Un fuoristrada raggiunge il cantiere. Dal mezzo scende una persona. Tutti riconoscono la figura dell’Ingegnere Giovanni Stracchi.
«Fermatevi subito, per oggi avete finito di lavorare. Vi sarà comunque corrisposta l’intera giornata, non vi dovete preoccupare. E tu, ragazzino, scendi. Io e te dobbiamo parlare.»
Zagor scivola veloce, lungo il tronco, fino a terra. Tutti gli occhi sono puntati su di lui.
«Giovanni sei impazzito? Blocchi il progetto soltanto per i capricci di questo moccioso? Non sei più in grado di dirigere i lavori. Sei uscito dall’ospedale troppo in fretta, hai ancora bisogno di cure, cerca di ragionare.»
Agata è in preda a una crisi isterica. Non si capacita della presa di posizione del marito.
«Il tuo entusiasmo per la mia guarigione è commuovente. È solo per merito di questo ragazzino se sono vivo. È mio dovere ascoltare le sue argomentazioni. Ora, vattene, il tuo comportamento è vergognoso.»

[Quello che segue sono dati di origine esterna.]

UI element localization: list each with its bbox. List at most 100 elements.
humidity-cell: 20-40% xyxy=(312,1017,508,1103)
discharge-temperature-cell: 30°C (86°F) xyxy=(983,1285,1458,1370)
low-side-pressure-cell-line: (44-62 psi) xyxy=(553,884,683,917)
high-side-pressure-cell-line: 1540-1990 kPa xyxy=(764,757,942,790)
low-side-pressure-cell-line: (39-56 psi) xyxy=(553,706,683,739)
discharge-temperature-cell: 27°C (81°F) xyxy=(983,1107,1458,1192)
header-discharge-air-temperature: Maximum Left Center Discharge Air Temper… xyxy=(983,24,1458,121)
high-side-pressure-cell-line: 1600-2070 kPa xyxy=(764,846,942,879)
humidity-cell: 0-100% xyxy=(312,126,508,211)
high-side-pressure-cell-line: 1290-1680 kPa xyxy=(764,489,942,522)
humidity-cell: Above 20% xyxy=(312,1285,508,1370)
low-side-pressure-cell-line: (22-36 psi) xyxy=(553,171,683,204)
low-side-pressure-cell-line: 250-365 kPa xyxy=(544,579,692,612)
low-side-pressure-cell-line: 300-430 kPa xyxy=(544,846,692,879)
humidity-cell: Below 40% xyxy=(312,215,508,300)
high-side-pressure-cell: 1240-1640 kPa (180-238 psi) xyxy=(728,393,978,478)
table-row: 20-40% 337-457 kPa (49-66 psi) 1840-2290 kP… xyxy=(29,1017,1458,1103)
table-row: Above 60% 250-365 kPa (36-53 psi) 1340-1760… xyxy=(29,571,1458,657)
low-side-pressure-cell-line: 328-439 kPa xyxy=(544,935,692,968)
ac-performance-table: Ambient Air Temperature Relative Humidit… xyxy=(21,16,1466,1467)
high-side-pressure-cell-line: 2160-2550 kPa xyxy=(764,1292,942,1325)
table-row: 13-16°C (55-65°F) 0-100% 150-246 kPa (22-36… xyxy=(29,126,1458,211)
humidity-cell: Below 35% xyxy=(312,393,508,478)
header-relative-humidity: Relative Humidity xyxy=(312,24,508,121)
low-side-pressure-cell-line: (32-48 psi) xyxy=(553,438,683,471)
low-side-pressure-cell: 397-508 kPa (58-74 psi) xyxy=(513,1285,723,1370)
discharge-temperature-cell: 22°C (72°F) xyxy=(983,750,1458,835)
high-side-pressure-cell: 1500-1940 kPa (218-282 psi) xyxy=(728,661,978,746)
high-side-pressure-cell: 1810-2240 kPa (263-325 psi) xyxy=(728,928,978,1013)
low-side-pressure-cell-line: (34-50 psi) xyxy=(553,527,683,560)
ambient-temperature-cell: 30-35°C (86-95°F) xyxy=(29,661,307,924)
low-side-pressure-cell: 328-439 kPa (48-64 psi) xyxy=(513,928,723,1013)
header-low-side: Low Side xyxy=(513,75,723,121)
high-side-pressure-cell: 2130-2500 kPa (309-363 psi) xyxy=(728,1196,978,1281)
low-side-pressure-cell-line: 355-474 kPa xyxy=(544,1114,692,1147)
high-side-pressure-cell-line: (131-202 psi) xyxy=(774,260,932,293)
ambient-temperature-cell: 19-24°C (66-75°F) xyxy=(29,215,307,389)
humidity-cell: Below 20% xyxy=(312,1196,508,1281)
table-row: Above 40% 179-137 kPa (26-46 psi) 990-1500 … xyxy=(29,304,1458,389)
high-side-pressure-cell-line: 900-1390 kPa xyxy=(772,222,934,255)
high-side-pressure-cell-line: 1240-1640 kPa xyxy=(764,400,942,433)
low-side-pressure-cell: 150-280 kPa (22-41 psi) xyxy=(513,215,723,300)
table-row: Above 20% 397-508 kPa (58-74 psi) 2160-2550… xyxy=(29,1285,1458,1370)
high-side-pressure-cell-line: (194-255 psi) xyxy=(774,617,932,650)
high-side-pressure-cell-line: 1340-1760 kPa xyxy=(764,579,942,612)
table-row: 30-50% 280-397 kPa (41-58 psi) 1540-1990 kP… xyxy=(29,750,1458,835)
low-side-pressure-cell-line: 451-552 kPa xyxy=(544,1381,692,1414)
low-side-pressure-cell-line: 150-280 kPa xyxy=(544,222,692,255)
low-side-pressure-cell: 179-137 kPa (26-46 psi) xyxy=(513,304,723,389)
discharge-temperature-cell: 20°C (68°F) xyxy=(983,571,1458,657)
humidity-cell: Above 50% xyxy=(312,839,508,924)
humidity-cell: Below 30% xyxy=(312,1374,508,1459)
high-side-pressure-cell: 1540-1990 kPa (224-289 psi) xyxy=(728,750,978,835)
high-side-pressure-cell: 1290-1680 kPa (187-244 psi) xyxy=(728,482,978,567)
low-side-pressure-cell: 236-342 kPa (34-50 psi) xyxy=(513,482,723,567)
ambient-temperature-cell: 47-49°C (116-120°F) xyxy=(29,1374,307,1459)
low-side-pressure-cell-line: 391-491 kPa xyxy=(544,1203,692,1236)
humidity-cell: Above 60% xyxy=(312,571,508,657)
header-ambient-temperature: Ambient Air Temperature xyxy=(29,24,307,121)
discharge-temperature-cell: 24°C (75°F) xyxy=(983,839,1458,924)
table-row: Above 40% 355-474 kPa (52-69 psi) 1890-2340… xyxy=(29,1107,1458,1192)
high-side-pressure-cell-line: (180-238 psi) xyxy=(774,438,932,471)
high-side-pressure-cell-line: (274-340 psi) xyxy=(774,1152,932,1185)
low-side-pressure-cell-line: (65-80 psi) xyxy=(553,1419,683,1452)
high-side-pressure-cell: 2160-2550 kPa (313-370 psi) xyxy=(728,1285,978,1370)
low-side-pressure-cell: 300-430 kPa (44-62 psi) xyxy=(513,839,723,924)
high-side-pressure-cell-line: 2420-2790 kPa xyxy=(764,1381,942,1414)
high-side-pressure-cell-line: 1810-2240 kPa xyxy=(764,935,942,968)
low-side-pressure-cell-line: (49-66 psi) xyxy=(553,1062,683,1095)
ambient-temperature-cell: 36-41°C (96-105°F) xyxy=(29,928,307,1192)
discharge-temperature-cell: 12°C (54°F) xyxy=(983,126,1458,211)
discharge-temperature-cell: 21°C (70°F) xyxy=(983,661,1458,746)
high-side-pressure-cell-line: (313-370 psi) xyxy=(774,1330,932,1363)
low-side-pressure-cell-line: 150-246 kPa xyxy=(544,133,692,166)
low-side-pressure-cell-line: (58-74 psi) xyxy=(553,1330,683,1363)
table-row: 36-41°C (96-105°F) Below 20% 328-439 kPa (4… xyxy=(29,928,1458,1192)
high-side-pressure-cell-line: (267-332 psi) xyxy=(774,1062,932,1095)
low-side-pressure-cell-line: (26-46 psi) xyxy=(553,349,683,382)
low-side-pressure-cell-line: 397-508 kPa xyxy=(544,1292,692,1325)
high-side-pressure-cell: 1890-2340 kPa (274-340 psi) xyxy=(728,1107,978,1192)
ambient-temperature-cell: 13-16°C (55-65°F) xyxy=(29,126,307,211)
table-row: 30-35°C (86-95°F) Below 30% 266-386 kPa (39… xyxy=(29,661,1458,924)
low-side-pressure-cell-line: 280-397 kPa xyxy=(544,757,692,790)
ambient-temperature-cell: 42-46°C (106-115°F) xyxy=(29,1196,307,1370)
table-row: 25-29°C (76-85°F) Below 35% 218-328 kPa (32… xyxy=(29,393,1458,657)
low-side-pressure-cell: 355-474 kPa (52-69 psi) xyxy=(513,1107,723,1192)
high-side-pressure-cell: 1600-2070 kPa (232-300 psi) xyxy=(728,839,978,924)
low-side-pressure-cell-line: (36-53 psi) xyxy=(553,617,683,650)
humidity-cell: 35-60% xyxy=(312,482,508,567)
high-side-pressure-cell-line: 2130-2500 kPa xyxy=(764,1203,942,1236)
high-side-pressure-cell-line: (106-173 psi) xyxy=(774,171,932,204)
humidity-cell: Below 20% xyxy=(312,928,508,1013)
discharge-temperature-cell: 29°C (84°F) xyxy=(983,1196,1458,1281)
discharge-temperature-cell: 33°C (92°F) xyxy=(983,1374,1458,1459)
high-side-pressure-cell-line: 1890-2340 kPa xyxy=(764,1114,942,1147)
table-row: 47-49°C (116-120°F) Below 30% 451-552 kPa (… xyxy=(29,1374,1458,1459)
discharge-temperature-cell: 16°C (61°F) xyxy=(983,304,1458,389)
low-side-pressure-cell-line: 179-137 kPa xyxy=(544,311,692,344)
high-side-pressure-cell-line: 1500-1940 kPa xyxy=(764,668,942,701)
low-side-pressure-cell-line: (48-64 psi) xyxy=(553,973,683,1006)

Zagor stringe la mano al suo nuovo amico, Giovanni e lo invita a seguirlo nel bosco, fino a fermarsi in una radura, dove la luce è maggiore e i fiori colorano il terreno.
«Come hai fatto? Ho bisogno di sapere.»
Zagor non risponde, si toglie le scarpe e chiude gli occhi. È un momento bellissimo. La pelle viene coccolata da una leggera brezza, il naso si inebria dei numerosi profumi che la natura offre, le orecchie si cullano al canto degli uccelli, i piedi nudi vibrano al contatto con l’energia di Madre Terra.
«La malattia mi ha messo con le spalle al muro. Ero a conoscenza delle tue qualità, ma non ci credevo». Giovanni ha gli occhi lucidi. È emozionato.
«Ti prego, resta in silenzio. Socchiudi gli occhi e ascolta lo Spirito del bosco.»
Il sole è ormai al tramonto. L’Ingegnere Stracchi riprende la strada del ritorno verso la sua villa. Ha appena vissuto una esperienza sorprendente e per la prima volta, in vita sua, si sente in pace. È rimasto sorpreso anche dalla spiegazione delle numerose proprietà delle erbe, una vera e propria lezione di erboristeria. Più ci pensa e più non si capacita delle conoscenze di Zagor e della sua sapienza. Non ammetterà mai, pubblicamente, che il potere di quel ragazzo deriva dalla scarica di un fulmine, ma in cuore suo, ci crede. Sorride Giovanni, mentre guida, sorride senza sapere il perché. Ha già deciso di rivedere il progetto del centro commerciale, a partire dalla valutazione di impatto ambientale, e in caso negativo, procedere con la sua eventuale soppressione. Sorride Giovanni, sorride della sua improvvisa, sana, follia.
Per concludere questa storia, ritengo importante dedicare un momento alla dottoressa Agata Magnini. Dopo essere stata demansionata dal marito e ricoverata, più volte, nel reparto psichiatrico dell’ospedale di Perugia, ha iniziato a frequentare Zagor fino a diventare una sua grande amica e in pochi mesi è rinata. Ora, trascorre, parte delle sue giornate, in Croce Rossa e alla Caritas parrocchiale, come volontaria, e non è raro vederla passeggiare, felice, nel bosco; proprio in quel bosco che voleva eliminare.
Caro lettore, senza ombra di dubbio, possiamo affermare che a Montefalco si è verificato un grande miracolo. O, meglio, per essere più precisi, un colpo di fulmine.